Dr. Matthias Pfeffer

IPL-Magazin 47 | April 2019 | Autor: Dr. Matthias Pfeffer

 

Kommen wir mit „normaler“ Intelligenz nicht mehr schnell genug weiter? Anscheinend nicht! Alles wird „künstlich“. Wie bei den Kleidern, dem Geschmack oder den Reisen. Also warum auch nicht die Intelligenz?

Eigentlich sind es ja „nur“ selbstlernende Systeme – quasi wie der Mensch selbst. Wir erschaffen also Maschinen, die uns das Denken abnehmen, weil wir mit der Datenflut, die wir selbst generieren, nicht mehr klarkommen. Künstlich ist dabei eigentlich nur der schlaue Algorithmus, den dann wohl weniger schlaue Menschen programmieren.

Im Klartext: Die Maschinerie wird intelligenter als wir, da sie in Zukunft noch besser lernfähig ist als der Mensch selbst – und sie vergisst nichts – wie praktisch. Wird dann Georg Orwell’s Roman 1984 vielleicht endlich in 2084 Realität oder sogar noch früher? Überwachen uns dann die Maschinen und nicht mehr umgekehrt? Es klingt in jedem Fall sehr spannend, aber auch beängstigend, wenn man die Entwicklungen der Industrialisierung und Computerisierung der letzten 100, 50 oder gar 20 Jahre anschaut.

Was ist denn die „normale“ Intelligenz noch wert? Braucht es dann noch Schulen und Universitäten oder können wir in ein paar Jahren uns auch ein Chip einbauen lassen, der schon jede Menge gespeichert hat, permanent dazu lernt und nichts mehr vergisst? Heute haben wir den „Chip“ noch in der Hosentasche – Smartphone nennt er sich: kann alles, ist lernfähig, vergisst nichts und wir können uns sogar damit unterhalten – tolles Gerät, oder?

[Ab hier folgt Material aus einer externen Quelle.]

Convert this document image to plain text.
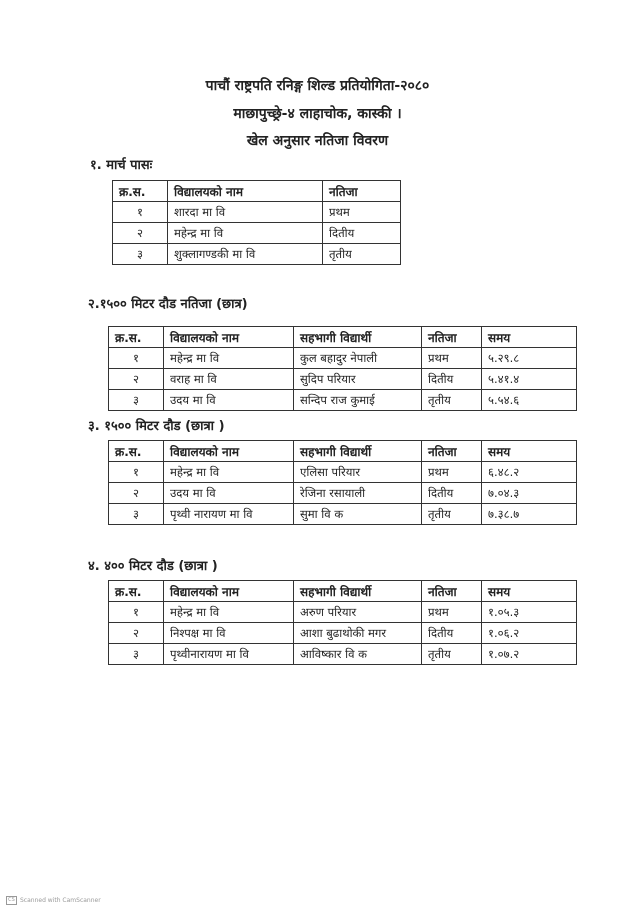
पाचौं राष्ट्रपति रनिङ्ग शिल्ड प्रतियोगिता-२०८०
माछापुच्छ्रे-४ लाहाचोक, कास्की ।
खेल अनुसार नतिजा विवरण
१. मार्च पासः
क्र.स.	विद्यालयको नाम	नतिजा
१	शारदा मा वि	प्रथम
२	महेन्द्र मा वि	दितीय
३	शुक्लागण्डकी मा वि	तृतीय
२.१५०० मिटर दौड नतिजा (छात्र)
क्र.स.	विद्यालयको नाम	सहभागी विद्यार्थी	नतिजा	समय
१	महेन्द्र मा वि	कुल बहादुर नेपाली	प्रथम	५.२९.८
२	वराह मा वि	सुदिप परियार	दितीय	५.४१.४
३	उदय मा वि	सन्दिप राज कुमाई	तृतीय	५.५४.६
३. १५०० मिटर दौड (छात्रा )
क्र.स.	विद्यालयको नाम	सहभागी विद्यार्थी	नतिजा	समय
१	महेन्द्र मा वि	एलिसा परियार	प्रथम	६.४८.२
२	उदय मा वि	रेजिना रसायाली	दितीय	७.०४.३
३	पृथ्वी नारायण मा वि	सुमा वि क	तृतीय	७.३८.७
४. ४०० मिटर दौड (छात्रा )
क्र.स.	विद्यालयको नाम	सहभागी विद्यार्थी	नतिजा	समय
१	महेन्द्र मा वि	अरुण परियार	प्रथम	१.०५.३
२	निश्पक्ष मा वि	आशा बुढाथोकी मगर	दितीय	१.०६.२
३	पृथ्वीनारायण मा वि	आविष्कार वि क	तृतीय	१.०७.२
CS Scanned with CamScanner
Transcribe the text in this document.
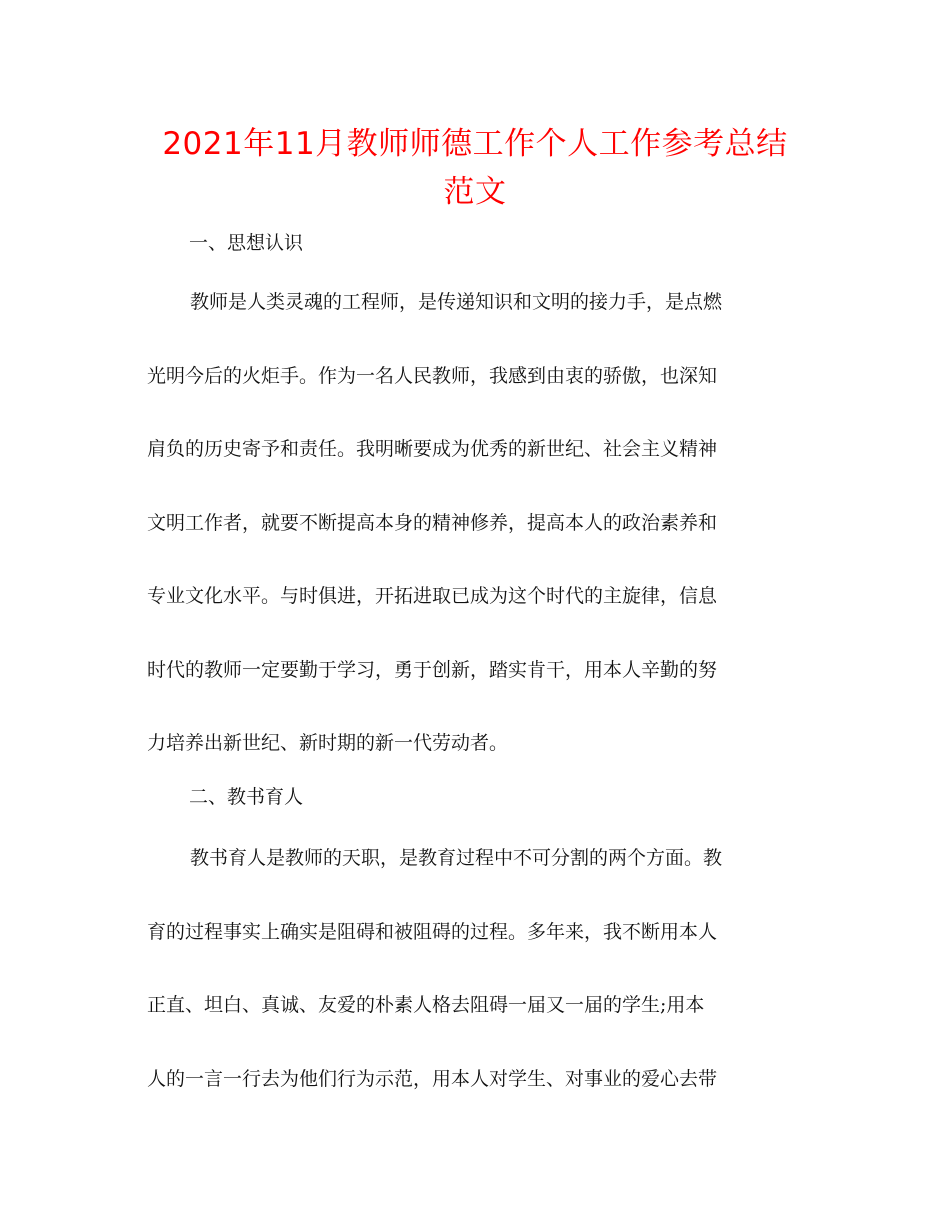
2021年11月教师师德工作个人工作参考总结
范文
一、思想认识
教师是人类灵魂的工程师，是传递知识和文明的接力手，是点燃
光明今后的火炬手。作为一名人民教师，我感到由衷的骄傲，也深知
肩负的历史寄予和责任。我明晰要成为优秀的新世纪、社会主义精神
文明工作者，就要不断提高本身的精神修养，提高本人的政治素养和
专业文化水平。与时俱进，开拓进取已成为这个时代的主旋律，信息
时代的教师一定要勤于学习，勇于创新，踏实肯干，用本人辛勤的努
力培养出新世纪、新时期的新一代劳动者。
二、教书育人
教书育人是教师的天职，是教育过程中不可分割的两个方面。教
育的过程事实上确实是阻碍和被阻碍的过程。多年来，我不断用本人
正直、坦白、真诚、友爱的朴素人格去阻碍一届又一届的学生;用本
人的一言一行去为他们行为示范，用本人对学生、对事业的爱心去带
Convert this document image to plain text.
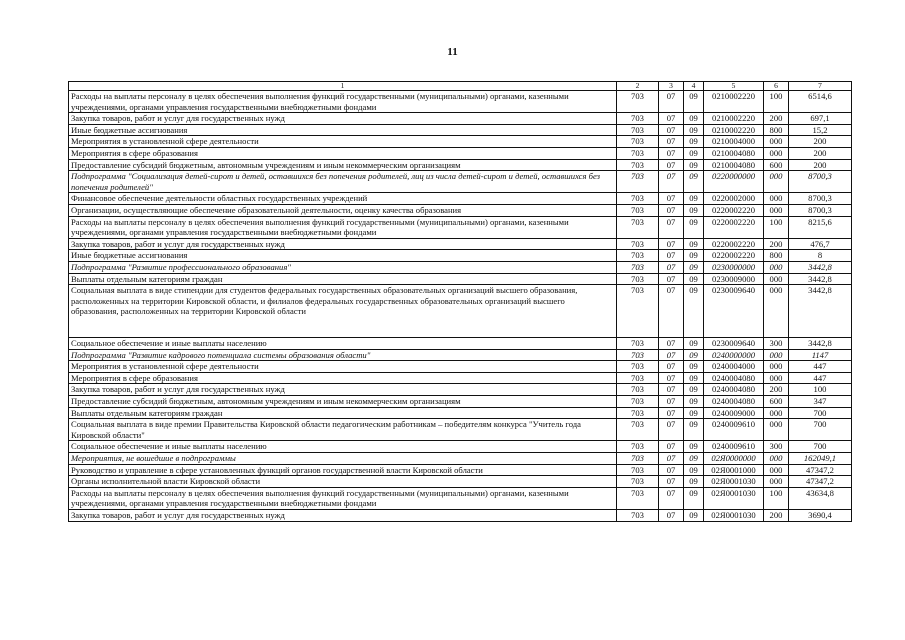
11
1	2	3	4	5	6	7
Расходы на выплаты персоналу в целях обеспечения выполнения функций государственными (муниципальными) органами, казенными учреждениями, органами управления государственными внебюджетными фондами	703	07	09	0210002220	100	6514,6
Закупка товаров, работ и услуг для государственных нужд	703	07	09	0210002220	200	697,1
Иные бюджетные ассигнования	703	07	09	0210002220	800	15,2
Мероприятия в установленной сфере деятельности	703	07	09	0210004000	000	200
Мероприятия в сфере образования	703	07	09	0210004080	000	200
Предоставление субсидий бюджетным, автономным учреждениям и иным некоммерческим организациям	703	07	09	0210004080	600	200
Подпрограмма "Социализация детей-сирот и детей, оставшихся без попечения родителей, лиц из числа детей-сирот и детей, оставшихся без попечения родителей"	703	07	09	0220000000	000	8700,3
Финансовое обеспечение деятельности областных государственных учреждений	703	07	09	0220002000	000	8700,3
Организации, осуществляющие обеспечение образовательной деятельности, оценку качества образования	703	07	09	0220002220	000	8700,3
Расходы на выплаты персоналу в целях обеспечения выполнения функций государственными (муниципальными) органами, казенными учреждениями, органами управления государственными внебюджетными фондами	703	07	09	0220002220	100	8215,6
Закупка товаров, работ и услуг для государственных нужд	703	07	09	0220002220	200	476,7
Иные бюджетные ассигнования	703	07	09	0220002220	800	8
Подпрограмма "Развитие профессионального образования"	703	07	09	0230000000	000	3442,8
Выплаты отдельным категориям граждан	703	07	09	0230009000	000	3442,8
Социальная выплата в виде стипендии для студентов федеральных государственных образовательных организаций высшего образования, расположенных на территории Кировской области, и филиалов федеральных государственных образовательных организаций высшего образования, расположенных на территории Кировской области	703	07	09	0230009640	000	3442,8
Социальное обеспечение и иные выплаты населению	703	07	09	0230009640	300	3442,8
Подпрограмма "Развитие кадрового потенциала системы образования области"	703	07	09	0240000000	000	1147
Мероприятия в установленной сфере деятельности	703	07	09	0240004000	000	447
Мероприятия в сфере образования	703	07	09	0240004080	000	447
Закупка товаров, работ и услуг для государственных нужд	703	07	09	0240004080	200	100
Предоставление субсидий бюджетным, автономным учреждениям и иным некоммерческим организациям	703	07	09	0240004080	600	347
Выплаты отдельным категориям граждан	703	07	09	0240009000	000	700
Социальная выплата в виде премии Правительства Кировской области педагогическим работникам – победителям конкурса "Учитель года Кировской области"	703	07	09	0240009610	000	700
Социальное обеспечение и иные выплаты населению	703	07	09	0240009610	300	700
Мероприятия, не вошедшие в подпрограммы	703	07	09	02Я0000000	000	162049,1
Руководство и управление в сфере установленных функций органов государственной власти Кировской области	703	07	09	02Я0001000	000	47347,2
Органы исполнительной власти Кировской области	703	07	09	02Я0001030	000	47347,2
Расходы на выплаты персоналу в целях обеспечения выполнения функций государственными (муниципальными) органами, казенными учреждениями, органами управления государственными внебюджетными фондами	703	07	09	02Я0001030	100	43634,8
Закупка товаров, работ и услуг для государственных нужд	703	07	09	02Я0001030	200	3690,4
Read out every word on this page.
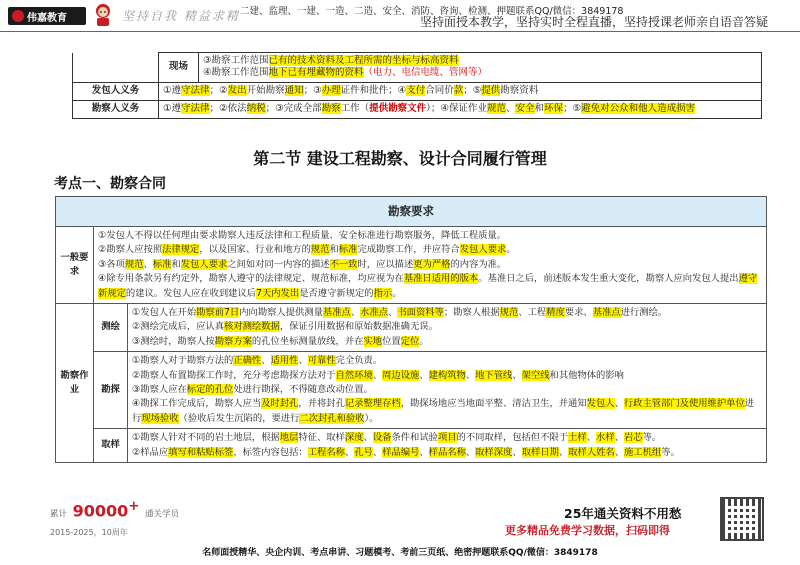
伟嘉教育	坚持自我 精益求精 二建、监理、一建、一造、二造、安全、消防、咨询、检测、押题联系QQ/微信：3849178
坚持面授本教学，坚持实时全程直播，坚持授课老师亲自语音答疑
	现场	③勘察工作范围已有的技术资料及工程所需的坐标与标高资料

④勘察工作范围地下已有埋藏物的资料（电力、电信电缆、管网等）

发包人义务	①遵守法律；②发出开始勘察通知；③办理证件和批件；④支付合同价款；⑤提供勘察资料	

勘察人义务	①遵守法律；②依法纳税；③完成全部勘察工作（提供勘察文件）；④保证作业规范、安全和环保；⑤避免对公众和他人造成损害	

第二节 建设工程勘察、设计合同履行管理
考点一、勘察合同
勘察要求		
一般要求	①发包人不得以任何理由要求勘察人违反法律和工程质量、安全标准进行勘察服务，降低工程质量。

②勘察人应按照法律规定，以及国家、行业和地方的规范和标准完成勘察工作，并应符合发包人要求。

③各项规范、标准和发包人要求之间如对同一内容的描述不一致时，应以描述更为严格的内容为准。

④除专用条款另有约定外，勘察人遵守的法律规定、规范标准，均应视为在基准日适用的版本。基准日之后，前述版本发生重大变化，勘察人应向发包人提出遵守新规定的建议。发包人应在收到建议后7天内发出是否遵守新规定的指示。	

勘察作业	测绘	①发包人在开始勘察前7日内向勘察人提供测量基准点、水准点、书面资料等；勘察人根据规范、工程精度要求、基准点进行测绘。

②测绘完成后，应认真核对测绘数据，保证引用数据和原始数据准确无误。

③测绘时，勘察人按勘察方案的孔位坐标测量放线，并在实地位置定位。

	勘探	①勘察人对于勘察方法的正确性、适用性、可靠性完全负责。

②勘察人布置勘探工作时，充分考虑勘探方法对于自然环境、周边设施、建构筑物、地下管线、架空线和其他物体的影响

③勘察人应在标定的孔位处进行勘探，不得随意改动位置。

④勘探工作完成后，勘察人应当及时封孔，并将封孔记录整理存档，勘探场地应当地面平整、清洁卫生，并通知发包人、行政主管部门及使用维护单位进行现场验收（验收后发生沉陷的，要进行二次封孔和验收）。

	取样	①勘察人针对不同的岩土地层，根据地层特征、取样深度、设备条件和试验项目的不同取样，包括但不限于土样、水样、岩芯等。

②样品应填写和粘贴标签，标签内容包括：工程名称、孔号、样品编号、样品名称、取样深度、取样日期、取样人姓名、施工机组等。

累计 90000+ 通关学员
2015-2025，10周年
25年通关资料不用愁
更多精品免费学习数据，扫码即得
名师面授精华、央企内训、考点串讲、习题模考、考前三页纸、绝密押题联系QQ/微信：3849178
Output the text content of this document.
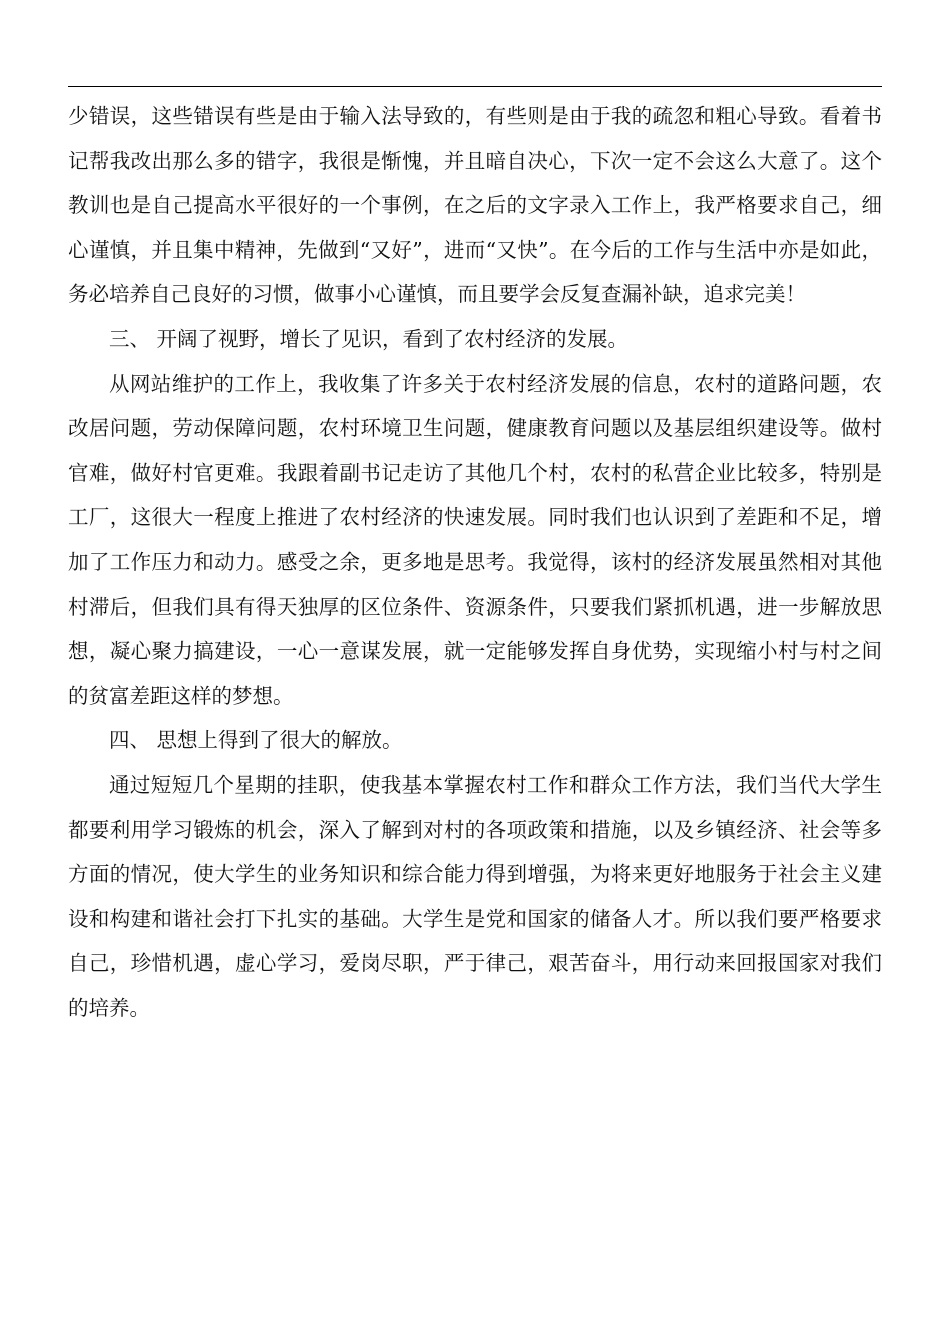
少错误，这些错误有些是由于输入法导致的，有些则是由于我的疏忽和粗心导致。看着书记帮我改出那么多的错字，我很是惭愧，并且暗自决心，下次一定不会这么大意了。这个教训也是自己提高水平很好的一个事例，在之后的文字录入工作上，我严格要求自己，细心谨慎，并且集中精神，先做到“又好”，进而“又快”。在今后的工作与生活中亦是如此，务必培养自己良好的习惯，做事小心谨慎，而且要学会反复查漏补缺，追求完美！

三、 开阔了视野，增长了见识，看到了农村经济的发展。

从网站维护的工作上，我收集了许多关于农村经济发展的信息，农村的道路问题，农改居问题，劳动保障问题，农村环境卫生问题，健康教育问题以及基层组织建设等。做村官难，做好村官更难。我跟着副书记走访了其他几个村，农村的私营企业比较多，特别是工厂，这很大一程度上推进了农村经济的快速发展。同时我们也认识到了差距和不足，增加了工作压力和动力。感受之余，更多地是思考。我觉得，该村的经济发展虽然相对其他村滞后，但我们具有得天独厚的区位条件、资源条件，只要我们紧抓机遇，进一步解放思想，凝心聚力搞建设，一心一意谋发展，就一定能够发挥自身优势，实现缩小村与村之间的贫富差距这样的梦想。

四、 思想上得到了很大的解放。

通过短短几个星期的挂职，使我基本掌握农村工作和群众工作方法，我们当代大学生都要利用学习锻炼的机会，深入了解到对村的各项政策和措施，以及乡镇经济、社会等多方面的情况，使大学生的业务知识和综合能力得到增强，为将来更好地服务于社会主义建设和构建和谐社会打下扎实的基础。大学生是党和国家的储备人才。所以我们要严格要求自己，珍惜机遇，虚心学习，爱岗尽职，严于律己，艰苦奋斗，用行动来回报国家对我们的培养。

Aber mal zurück zur realen Welt in 2019: Hinter den selbstlernenden Systemen und Maschinen verbergen sich intelligente Programme, die Kombinationen erkennen und berechnen können, die wir mit dem bloßen Menschenverstand nicht mehr erfassen. Das wird in vielen Arbeits- und Lebenslagen unser Dasein auch vereinfachen. Im technischen Bereich werden wir frühzeitig vor Ausfällen gewarnt, im personellen Bereich könnten solche Systeme auch vor Überlastung und Burnout warnen, wenn das System seinen Nutzer kennt und von ihm gelernt hat.